If algebra can be characterized as the study of algebraic structures and the structure-preserving maps between them, how could characterize mathematical analysis? In analysis, can we break it down into certain mathematical structures, maybe topologies or metric spaces, and the continuous maps between them? Would this be the best way to characterize analysis?

 

[fresh_42]

I'd say it's about functions $f\, : \,\mathbb{K}^n \longrightarrow \mathbb{K}^m$ where $\mathbb{K} \in \{\mathbb{R},\mathbb{C}\}$ all equipped with the Euclidean metric and about these spaces themselves.

The first part includes various continuity concepts as well as all differentiabilty degrees, and the second part topological features like sequences, series and infinite products and measure theory.

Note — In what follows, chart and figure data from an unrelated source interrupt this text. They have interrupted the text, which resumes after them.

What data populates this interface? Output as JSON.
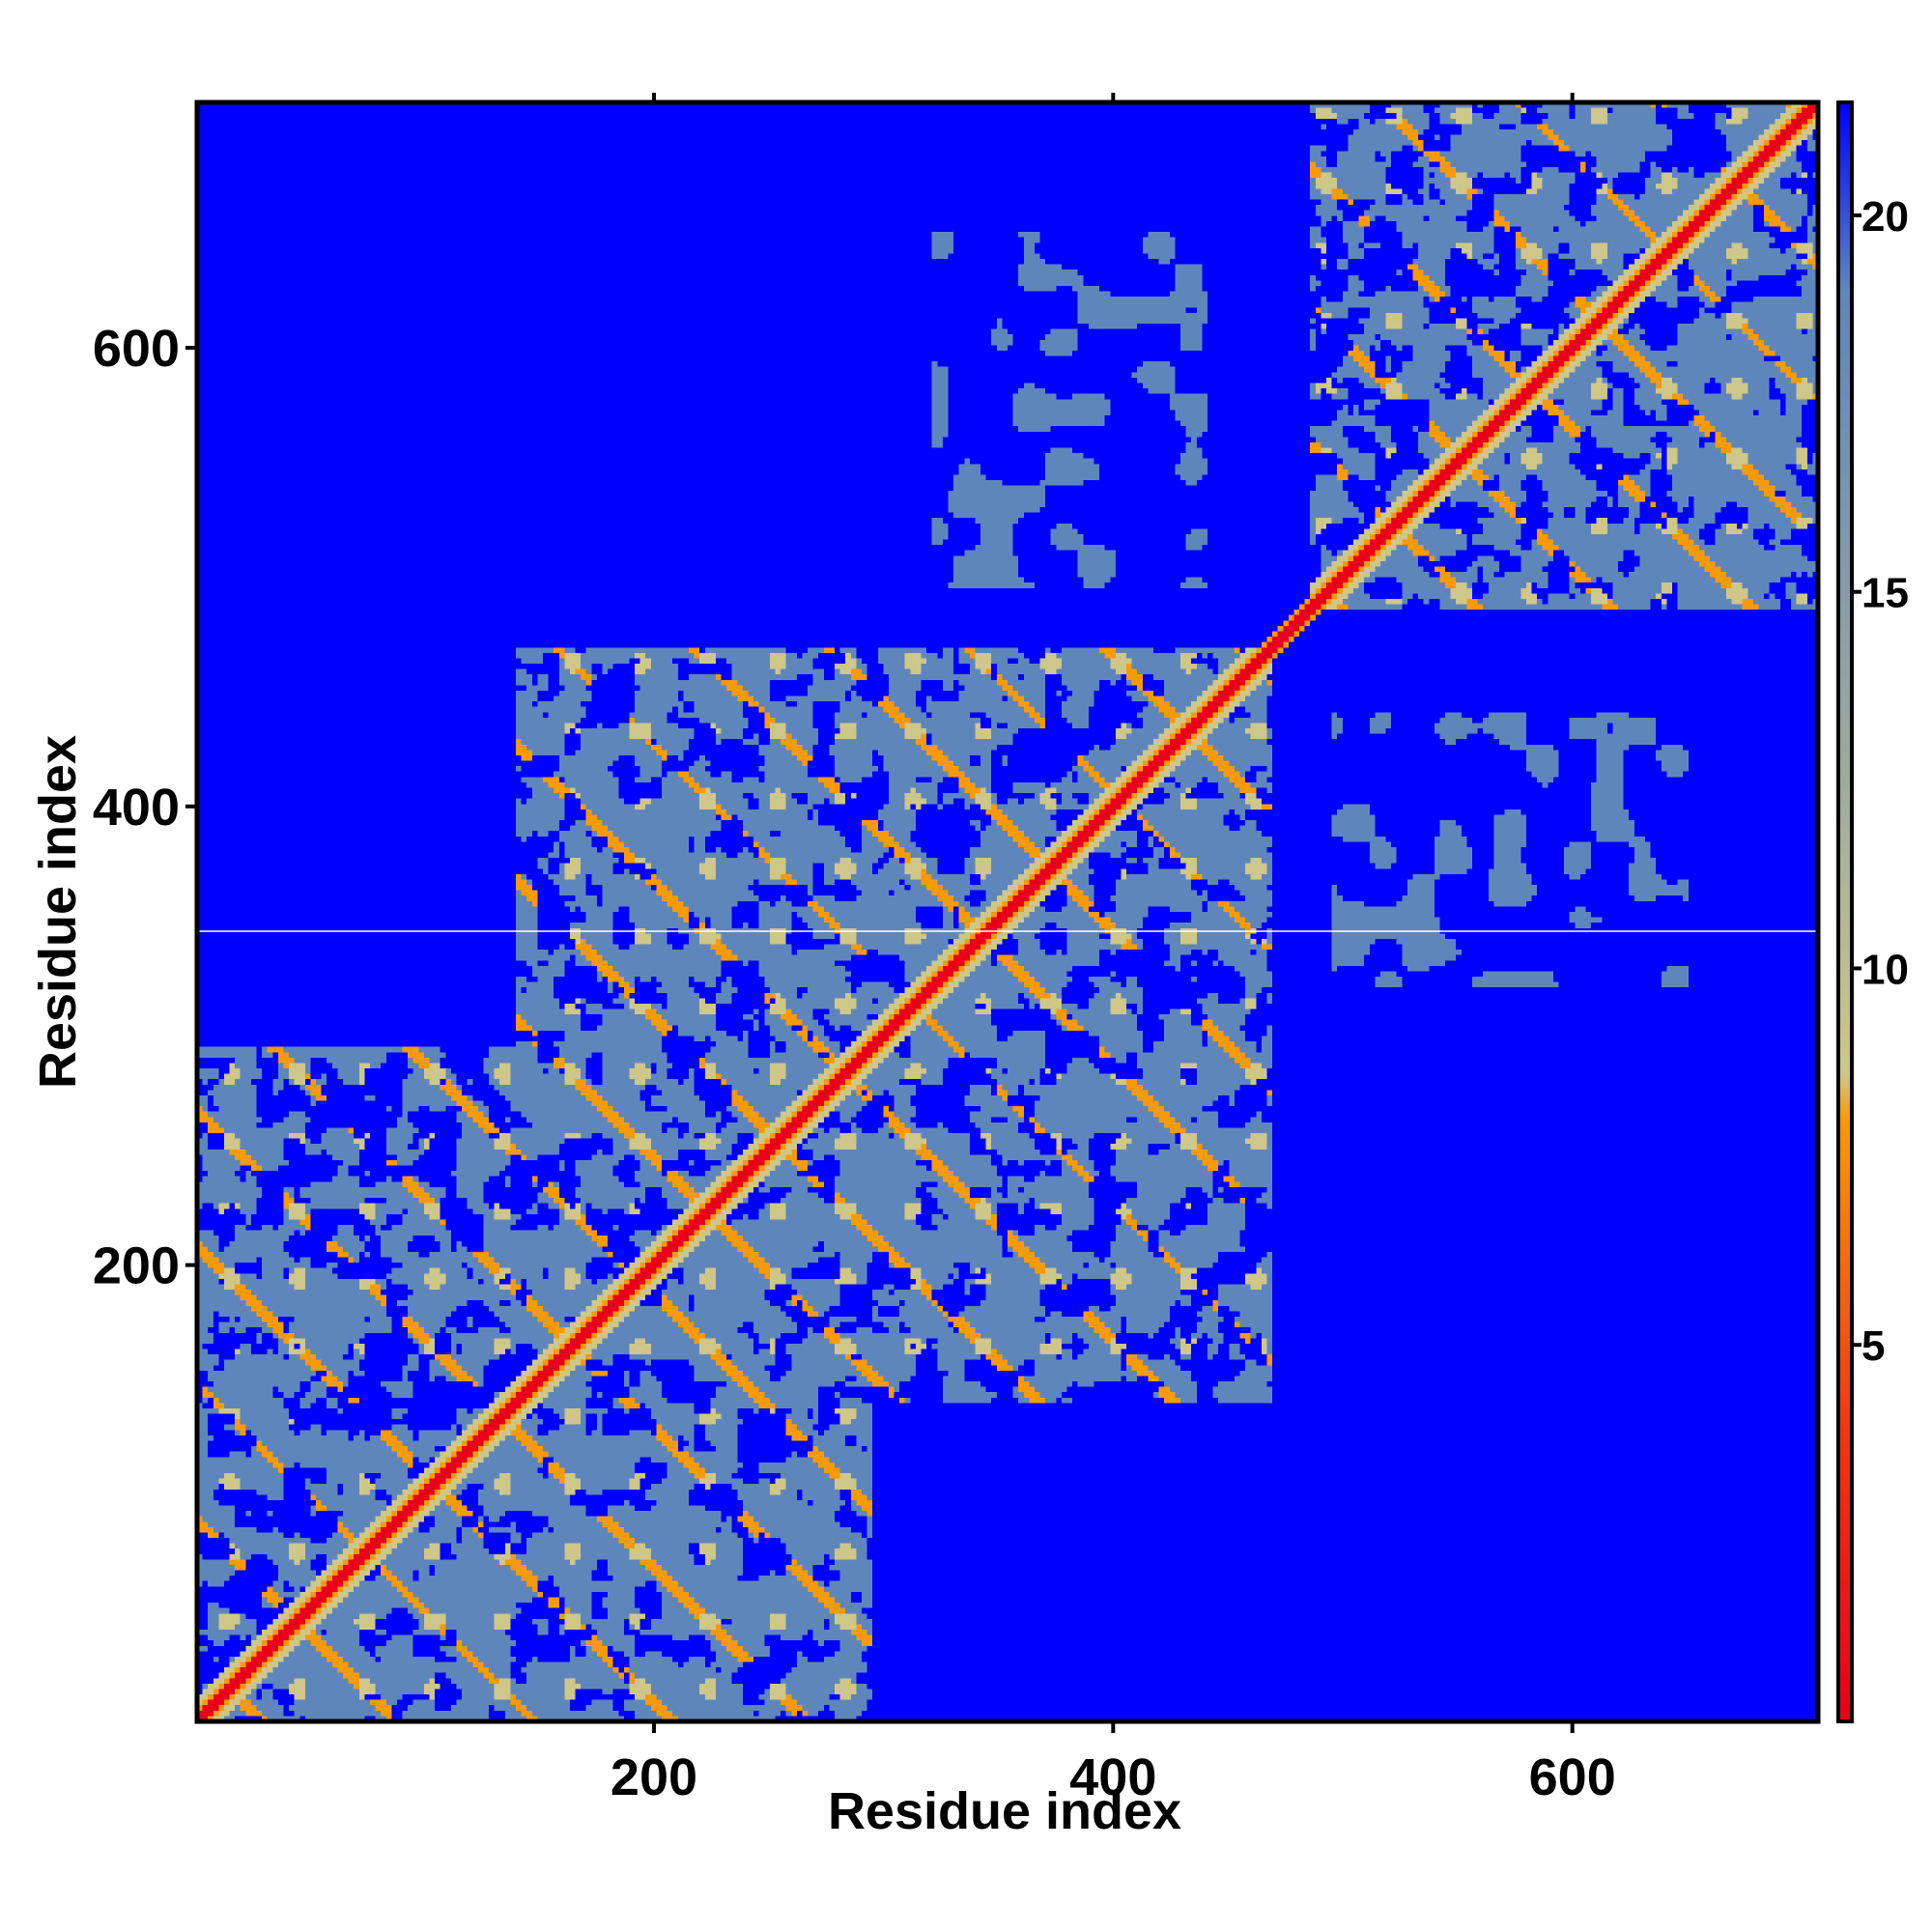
{
  "chart_data": {
    "type": "heatmap",
    "title": "",
    "xlabel": "Residue index",
    "ylabel": "Residue index",
    "xlim": [
      1,
      707
    ],
    "ylim": [
      1,
      707
    ],
    "x_ticks": [
      200,
      400,
      600
    ],
    "y_ticks": [
      200,
      400,
      600
    ],
    "x_tick_labels": [
      "200",
      "400",
      "600"
    ],
    "y_tick_labels": [
      "200",
      "400",
      "600"
    ],
    "grid": false,
    "colorbar": {
      "placement": "right",
      "range": [
        0,
        21.5
      ],
      "ticks": [
        5,
        10,
        15,
        20
      ],
      "tick_labels": [
        "5",
        "10",
        "15",
        "20"
      ],
      "stops": [
        {
          "value": 0,
          "color": "#e8001a"
        },
        {
          "value": 4,
          "color": "#ef3a12"
        },
        {
          "value": 6,
          "color": "#f36a10"
        },
        {
          "value": 8,
          "color": "#f79a08"
        },
        {
          "value": 8.6,
          "color": "#cfc789"
        },
        {
          "value": 12,
          "color": "#a3ae9b"
        },
        {
          "value": 16,
          "color": "#7c97ae"
        },
        {
          "value": 19,
          "color": "#5f86bb"
        },
        {
          "value": 21.5,
          "color": "#0000ff"
        }
      ]
    },
    "domains": [
      {
        "name": "",
        "start": 1,
        "end": 295
      },
      {
        "name": "",
        "start": 140,
        "end": 470
      },
      {
        "name": "",
        "start": 485,
        "end": 707
      }
    ],
    "colors": {
      "background": "#0000ff",
      "contact": "#5f86bb",
      "near": "#cfc789",
      "diagonal": "#e8001a",
      "frame": "#000000"
    }
  }
}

I can't imagine a specific categorial classification as topological spaces, vector spaces or measure algebras would be as it is all of them restricted to $\mathbb{R}$ or $\mathbb{C}$ as basic field, or at least to fields of characteristic $0$. Maybe the most general description would be: The Theory of the Equations of Movement.

 

[FactChecker]

The "structure-preserving maps" part is too specific to abstract algebra. A lot of mathematical analysis is about other properties.